The 2020 NFL draft gave Washington Redskins’ head coach Ron Rivera and vice president of player personnel Kyle Smith an opportunity to place their stamp on the organization. Selecting Ohio State defensive end Chase Young with the second overall pick of the draft was a no-brainer. Young’s addition will facilitate Washington’s transition to the 4-3 defense. If Young’s collegiate resume is any indication, the Redskins will have a Hall of Fame cornerstone at defensive end for years to come.
The Redskins’ later picks were more about substance than style. Washington selected University of Memphis wide receiver/running back Antonio Gibson in the third round. Gibson will probably serve in some capacity of special teams, particularly the kick return game. Gibson scored 13 total touchdowns in 94 touches (which includes carrying the ball, pass receptions, and punt returns) for Memphis in 2019. This is the kind of productivity Washington definitely needs to score points in 2020.

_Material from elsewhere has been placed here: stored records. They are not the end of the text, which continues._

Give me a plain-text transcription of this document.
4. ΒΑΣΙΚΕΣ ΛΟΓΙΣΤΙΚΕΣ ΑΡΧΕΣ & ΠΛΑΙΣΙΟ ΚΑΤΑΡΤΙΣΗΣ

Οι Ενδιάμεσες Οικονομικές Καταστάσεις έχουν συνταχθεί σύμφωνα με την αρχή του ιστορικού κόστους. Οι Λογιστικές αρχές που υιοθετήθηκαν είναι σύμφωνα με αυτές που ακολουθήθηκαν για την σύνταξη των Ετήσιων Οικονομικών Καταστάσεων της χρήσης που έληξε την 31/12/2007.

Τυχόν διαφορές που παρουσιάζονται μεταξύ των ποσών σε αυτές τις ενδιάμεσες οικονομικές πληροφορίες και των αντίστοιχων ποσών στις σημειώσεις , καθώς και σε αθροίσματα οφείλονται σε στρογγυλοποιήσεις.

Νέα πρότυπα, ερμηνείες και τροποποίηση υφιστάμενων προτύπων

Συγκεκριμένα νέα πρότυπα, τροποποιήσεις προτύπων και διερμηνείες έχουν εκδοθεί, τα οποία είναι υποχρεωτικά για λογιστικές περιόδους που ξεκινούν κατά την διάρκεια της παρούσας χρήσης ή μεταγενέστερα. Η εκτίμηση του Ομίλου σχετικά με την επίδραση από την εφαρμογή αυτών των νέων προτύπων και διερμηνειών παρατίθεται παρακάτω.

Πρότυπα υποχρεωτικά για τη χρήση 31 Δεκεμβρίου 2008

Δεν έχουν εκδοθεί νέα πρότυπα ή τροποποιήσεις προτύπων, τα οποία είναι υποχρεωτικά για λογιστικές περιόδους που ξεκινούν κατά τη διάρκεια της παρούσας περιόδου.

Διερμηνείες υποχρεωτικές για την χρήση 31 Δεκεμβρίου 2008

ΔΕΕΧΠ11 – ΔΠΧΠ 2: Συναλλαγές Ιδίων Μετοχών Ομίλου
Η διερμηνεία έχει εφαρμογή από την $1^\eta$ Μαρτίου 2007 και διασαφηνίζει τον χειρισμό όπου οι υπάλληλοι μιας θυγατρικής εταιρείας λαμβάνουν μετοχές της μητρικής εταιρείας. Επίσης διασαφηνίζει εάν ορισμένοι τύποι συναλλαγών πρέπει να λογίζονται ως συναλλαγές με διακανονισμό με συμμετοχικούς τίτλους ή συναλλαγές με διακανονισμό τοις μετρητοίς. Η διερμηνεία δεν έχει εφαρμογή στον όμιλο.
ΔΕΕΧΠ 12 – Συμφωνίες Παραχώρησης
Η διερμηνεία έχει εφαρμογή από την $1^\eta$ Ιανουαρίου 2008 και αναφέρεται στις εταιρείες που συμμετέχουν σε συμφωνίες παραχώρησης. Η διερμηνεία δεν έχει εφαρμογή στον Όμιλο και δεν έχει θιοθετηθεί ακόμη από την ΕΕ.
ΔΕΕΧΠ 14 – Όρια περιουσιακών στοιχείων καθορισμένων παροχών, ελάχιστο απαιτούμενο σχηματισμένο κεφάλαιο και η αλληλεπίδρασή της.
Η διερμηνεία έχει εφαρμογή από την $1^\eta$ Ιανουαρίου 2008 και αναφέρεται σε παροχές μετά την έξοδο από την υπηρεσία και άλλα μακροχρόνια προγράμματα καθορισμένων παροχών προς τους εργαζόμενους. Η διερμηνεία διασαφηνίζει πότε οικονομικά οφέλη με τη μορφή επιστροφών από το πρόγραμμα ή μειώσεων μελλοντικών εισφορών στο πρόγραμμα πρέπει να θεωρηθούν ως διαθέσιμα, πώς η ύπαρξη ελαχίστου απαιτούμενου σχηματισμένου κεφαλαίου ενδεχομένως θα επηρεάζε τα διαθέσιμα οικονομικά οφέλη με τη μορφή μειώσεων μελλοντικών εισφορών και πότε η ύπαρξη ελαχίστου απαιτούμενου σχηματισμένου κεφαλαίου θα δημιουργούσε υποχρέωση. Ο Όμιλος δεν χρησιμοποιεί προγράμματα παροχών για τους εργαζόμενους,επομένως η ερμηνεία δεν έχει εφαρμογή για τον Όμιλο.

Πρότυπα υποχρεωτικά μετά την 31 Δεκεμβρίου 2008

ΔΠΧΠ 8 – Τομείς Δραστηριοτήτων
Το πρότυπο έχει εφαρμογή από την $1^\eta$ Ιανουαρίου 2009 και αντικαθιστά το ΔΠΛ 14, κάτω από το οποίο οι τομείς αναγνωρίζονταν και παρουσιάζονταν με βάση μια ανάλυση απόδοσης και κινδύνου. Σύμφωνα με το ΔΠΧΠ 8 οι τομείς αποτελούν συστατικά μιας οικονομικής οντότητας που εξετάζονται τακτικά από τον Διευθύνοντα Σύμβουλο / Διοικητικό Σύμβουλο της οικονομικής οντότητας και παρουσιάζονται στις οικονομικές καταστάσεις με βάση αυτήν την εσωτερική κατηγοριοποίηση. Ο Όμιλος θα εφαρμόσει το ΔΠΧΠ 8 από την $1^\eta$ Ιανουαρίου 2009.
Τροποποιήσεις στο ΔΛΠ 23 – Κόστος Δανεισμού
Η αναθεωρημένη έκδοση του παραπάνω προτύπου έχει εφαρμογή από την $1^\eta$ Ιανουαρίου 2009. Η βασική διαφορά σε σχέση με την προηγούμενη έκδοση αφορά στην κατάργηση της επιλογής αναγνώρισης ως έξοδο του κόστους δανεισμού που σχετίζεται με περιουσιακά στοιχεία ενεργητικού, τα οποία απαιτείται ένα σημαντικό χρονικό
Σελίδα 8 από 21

Washington also selected wide receiver Antonio Gandy-Golden in the fourth round of the draft. Gandy-Golden left Liberty University as the program’s all-time leader in receptions, receiving yards, and receiving touchdowns. The Redskins traded perennial All Pro tackle Trent Williams to the San Francisco 49ers for a 2020 fifth round pick, as well as 2021 third round pick on Saturday. That move prompted Washington to select Louisiana State tackle Saahdiq Charles in the fourth round.
To add further intrigue, the Redskins signed Charles’ teammate at LSU, tight end Thaddeus Moss, as a free agent. Moss is the son of former NFL wide receiver Randy Moss, who compiled a stellar NFL career from 1998 to 2012. The younger Moss went undrafted in 2020, and will compete for the starting tight end position with veterans Jeremy Sprinkle, Logan Thomas, and Richard Rodgers in Washington.
Aside from Young, the other members of the Redskins’ 2020 draft class aren’t assured starting positions. They’re not even assured roster spots. They will be given opportunities to show what they can do, which serves notice to Redskins’ veterans that they will be replaced if they don’t buy into what Rivera is trying to build. Considering that many of those veterans contributed to Washington’s abysmal 3-13 record in 2019, they better buy into Rivera’s plan fast.